The graphic … is called a glider. It’s a pattern from a mathematical simulation called the Game of Life. In this simulation, very simple rules about the behavior of dots on a grid give rise to wonderfully complex emergent phenomena. The glider is the simplest Life pattern that moves, and the most instantly recognizable of all Life patterns.

I love this emblem because it really does reference so many things I adore about the internet, what’s happening on it, and the culture that I believe to be the beating heart of it.

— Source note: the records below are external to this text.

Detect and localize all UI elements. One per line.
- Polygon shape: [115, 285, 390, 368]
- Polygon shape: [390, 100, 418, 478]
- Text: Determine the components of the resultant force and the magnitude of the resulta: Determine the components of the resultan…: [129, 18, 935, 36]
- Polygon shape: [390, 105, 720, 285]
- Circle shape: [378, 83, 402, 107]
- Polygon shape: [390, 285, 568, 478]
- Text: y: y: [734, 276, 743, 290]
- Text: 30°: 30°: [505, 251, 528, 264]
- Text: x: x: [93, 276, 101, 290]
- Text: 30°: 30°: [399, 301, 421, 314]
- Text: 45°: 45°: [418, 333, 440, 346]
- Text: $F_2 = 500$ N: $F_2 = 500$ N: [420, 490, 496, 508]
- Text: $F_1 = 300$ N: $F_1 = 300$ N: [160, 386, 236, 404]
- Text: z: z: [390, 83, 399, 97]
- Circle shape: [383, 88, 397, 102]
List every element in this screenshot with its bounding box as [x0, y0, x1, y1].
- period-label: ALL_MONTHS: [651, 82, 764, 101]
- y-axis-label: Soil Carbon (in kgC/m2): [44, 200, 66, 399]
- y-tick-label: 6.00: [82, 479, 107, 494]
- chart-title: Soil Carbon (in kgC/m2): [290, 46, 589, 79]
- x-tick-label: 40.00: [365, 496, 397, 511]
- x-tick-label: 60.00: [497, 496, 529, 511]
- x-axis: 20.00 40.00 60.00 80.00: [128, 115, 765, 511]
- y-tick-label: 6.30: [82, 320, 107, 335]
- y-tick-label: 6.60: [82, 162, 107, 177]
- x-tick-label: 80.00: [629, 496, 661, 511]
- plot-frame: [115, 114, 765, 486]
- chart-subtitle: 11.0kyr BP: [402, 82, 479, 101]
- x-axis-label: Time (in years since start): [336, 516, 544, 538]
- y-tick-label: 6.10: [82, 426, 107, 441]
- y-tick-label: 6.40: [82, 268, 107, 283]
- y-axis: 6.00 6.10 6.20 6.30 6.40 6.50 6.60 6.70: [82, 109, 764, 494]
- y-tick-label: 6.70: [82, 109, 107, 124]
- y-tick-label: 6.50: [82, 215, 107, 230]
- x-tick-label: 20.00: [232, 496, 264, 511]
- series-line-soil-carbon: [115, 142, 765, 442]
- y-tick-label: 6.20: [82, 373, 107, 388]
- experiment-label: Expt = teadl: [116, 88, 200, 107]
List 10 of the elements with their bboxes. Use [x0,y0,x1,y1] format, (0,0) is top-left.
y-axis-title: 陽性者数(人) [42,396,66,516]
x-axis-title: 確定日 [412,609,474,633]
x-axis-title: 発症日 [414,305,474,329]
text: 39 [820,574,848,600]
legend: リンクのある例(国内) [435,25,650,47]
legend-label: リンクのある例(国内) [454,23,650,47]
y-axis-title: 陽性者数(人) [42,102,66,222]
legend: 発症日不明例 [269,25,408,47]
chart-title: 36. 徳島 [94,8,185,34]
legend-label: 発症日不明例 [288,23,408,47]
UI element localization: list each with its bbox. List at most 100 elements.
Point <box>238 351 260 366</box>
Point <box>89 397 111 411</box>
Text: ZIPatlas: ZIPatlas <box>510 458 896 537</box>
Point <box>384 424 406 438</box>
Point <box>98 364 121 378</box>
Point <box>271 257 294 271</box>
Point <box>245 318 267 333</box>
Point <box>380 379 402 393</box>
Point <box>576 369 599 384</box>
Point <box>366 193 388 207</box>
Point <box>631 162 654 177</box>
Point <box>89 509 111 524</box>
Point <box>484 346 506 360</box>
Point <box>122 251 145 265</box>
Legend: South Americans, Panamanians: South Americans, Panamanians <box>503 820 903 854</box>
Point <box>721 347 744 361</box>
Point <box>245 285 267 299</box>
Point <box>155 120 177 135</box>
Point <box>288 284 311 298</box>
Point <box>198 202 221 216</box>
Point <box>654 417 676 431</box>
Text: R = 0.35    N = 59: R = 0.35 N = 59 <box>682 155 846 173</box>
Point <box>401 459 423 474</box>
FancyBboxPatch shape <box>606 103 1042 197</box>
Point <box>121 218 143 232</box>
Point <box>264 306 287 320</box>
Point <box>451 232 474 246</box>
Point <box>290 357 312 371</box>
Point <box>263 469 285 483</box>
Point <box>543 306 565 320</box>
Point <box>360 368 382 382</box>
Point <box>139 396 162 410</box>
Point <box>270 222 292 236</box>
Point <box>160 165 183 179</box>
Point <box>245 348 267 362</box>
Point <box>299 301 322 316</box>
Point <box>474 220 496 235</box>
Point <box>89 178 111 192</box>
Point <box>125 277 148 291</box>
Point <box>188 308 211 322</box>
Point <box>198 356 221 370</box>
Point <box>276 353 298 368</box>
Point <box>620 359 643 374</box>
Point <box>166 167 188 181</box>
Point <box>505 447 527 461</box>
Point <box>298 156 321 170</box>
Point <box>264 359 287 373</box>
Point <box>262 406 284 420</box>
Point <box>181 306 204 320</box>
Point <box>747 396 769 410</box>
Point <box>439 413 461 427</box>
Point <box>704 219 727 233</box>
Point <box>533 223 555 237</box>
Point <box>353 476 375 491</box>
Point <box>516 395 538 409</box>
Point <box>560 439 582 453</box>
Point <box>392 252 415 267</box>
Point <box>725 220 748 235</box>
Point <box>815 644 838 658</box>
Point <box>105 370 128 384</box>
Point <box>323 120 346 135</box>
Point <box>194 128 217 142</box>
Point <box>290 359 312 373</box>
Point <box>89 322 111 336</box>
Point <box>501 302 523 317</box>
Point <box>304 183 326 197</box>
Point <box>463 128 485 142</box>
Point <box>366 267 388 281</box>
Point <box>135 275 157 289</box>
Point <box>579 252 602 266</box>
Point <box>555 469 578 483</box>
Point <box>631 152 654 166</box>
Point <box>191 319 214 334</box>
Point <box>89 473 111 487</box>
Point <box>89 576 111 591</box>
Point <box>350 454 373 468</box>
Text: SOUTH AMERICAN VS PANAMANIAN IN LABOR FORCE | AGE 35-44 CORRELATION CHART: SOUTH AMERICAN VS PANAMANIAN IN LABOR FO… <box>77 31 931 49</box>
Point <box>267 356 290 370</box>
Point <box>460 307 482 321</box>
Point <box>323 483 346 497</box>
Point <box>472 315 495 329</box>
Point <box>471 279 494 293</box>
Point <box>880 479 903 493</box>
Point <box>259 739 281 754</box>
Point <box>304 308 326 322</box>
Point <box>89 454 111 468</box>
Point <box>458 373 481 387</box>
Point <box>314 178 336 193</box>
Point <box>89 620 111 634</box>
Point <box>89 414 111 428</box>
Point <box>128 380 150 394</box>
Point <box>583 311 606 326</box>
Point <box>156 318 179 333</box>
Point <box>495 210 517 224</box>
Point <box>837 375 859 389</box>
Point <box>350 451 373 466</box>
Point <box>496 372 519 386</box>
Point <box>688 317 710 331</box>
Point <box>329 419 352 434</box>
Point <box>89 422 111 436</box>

Here’s some of the explanation from Frequently Asked Questions about the Glider Emblem

The glider is an appropriate emblem on many levels. Start with history: the Game of Life was first publicly described in Scientific American in 1970. It was born at almost the same time as the Internet and Unix. It has fascinated hackers ever since.
In the Game of Life, simple rules of cooperation with what’s nearby lead to unexpected, even startling complexities that you could not have predicted from the rules (emergent phenomena). This is a neat parallel to the way that startling and unexpected phenomena like open-source development emerge in the hacker community… The glider fulfils the criteria for a good logo. It’s simple, bold, hard to mistake for anything else, and easy to print on a mug or T-shirt. It could be varied, combined with other emblems, or modified and infinitely repeated for use as a background

I’ve been going on and on about how the internet has given rise to a “game layer” to the world we live in: a sort of subcutaenous skin of data that connects everything, and mirrors the logic of our world. (Hence the number of friends you have on MySpace; the location you’re twittering from in Twitter; which songs you listen to the most on your iPod; the ability to track a UPS package at every turn; and on and on). Everything we attach to the network becomes more data, and if it’s data, it’s game-able.

Hacking itself is a kind of game, and the culture is very playful. I can’t get enough of this idea that “play” and “game,” once expanded some in their meaning and context, show us entirely new frames of reference that help explain what’s happening in the world.